No matter how pathetic that felt.
“I understand,” I said, bringing my gaze to the fire before me. “I spent a very long time in the Chasm. When I returned to the Plains, I stood outside the main city, unsure what to do. I couldn’t return to the Chasm, had no wish to be on Earth, but I didn’t know how to return to the place I had come from, the place that had been my home for so long. No, not just the place, but more the people. The souls there, the angels I had spent so many days with, even Hubis. Seeing them all again, after I had spent so much time away, so much time changing, made me uneasy. Time passes and people change and the idea that we may change in ways that drive us apart is quite an unwelcome thought.”
I let out a soft sigh and shook my head. “Not that I had anyone important waiting, so perhaps I don’t understand fully. I made no real connections in the Plains, had no one waiting for my return, no one who would care if I came back or not.”

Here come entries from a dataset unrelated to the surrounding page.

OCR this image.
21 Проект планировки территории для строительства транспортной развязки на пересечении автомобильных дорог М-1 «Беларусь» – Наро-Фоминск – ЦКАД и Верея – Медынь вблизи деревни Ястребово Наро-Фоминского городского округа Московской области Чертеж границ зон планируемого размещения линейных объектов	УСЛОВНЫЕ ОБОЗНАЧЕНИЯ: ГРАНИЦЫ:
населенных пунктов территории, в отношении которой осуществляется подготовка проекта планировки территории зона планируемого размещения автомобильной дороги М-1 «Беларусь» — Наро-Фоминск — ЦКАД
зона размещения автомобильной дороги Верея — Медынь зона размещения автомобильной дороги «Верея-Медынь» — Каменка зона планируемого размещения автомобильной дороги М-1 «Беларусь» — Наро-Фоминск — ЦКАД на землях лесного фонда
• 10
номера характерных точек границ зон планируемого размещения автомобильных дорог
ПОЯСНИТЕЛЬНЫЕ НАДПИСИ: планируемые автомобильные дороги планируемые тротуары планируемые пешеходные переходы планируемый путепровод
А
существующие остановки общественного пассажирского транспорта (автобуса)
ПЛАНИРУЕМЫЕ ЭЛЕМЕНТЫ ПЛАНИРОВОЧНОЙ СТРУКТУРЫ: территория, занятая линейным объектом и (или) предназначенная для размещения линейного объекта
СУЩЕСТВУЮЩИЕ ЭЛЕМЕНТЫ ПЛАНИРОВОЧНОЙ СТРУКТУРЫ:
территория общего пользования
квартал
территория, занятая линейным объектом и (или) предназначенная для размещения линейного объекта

Tyrus moved his gaze from me over and past, to where Loch sat. Again, I found myself thankful to never have had to go up against Tyrus in a real way. He was far more observant than anyone should be, too good at picking up a person’s weaknesses.
“Perhaps it was more similar to when you returned the Chasm. You may not have been gone so long, but you did have someone you had to face, after the two of you had both had time to grow.”
And yes, right there, Tyrus proved again why he had gotten and held his position in the Chasm.
Worse? I had no argument, so I offered him the truth. “If you’re right about that, then you should take heart—it worked out for me, and I have a feeling I did things far worse than your family could ever levy against you.”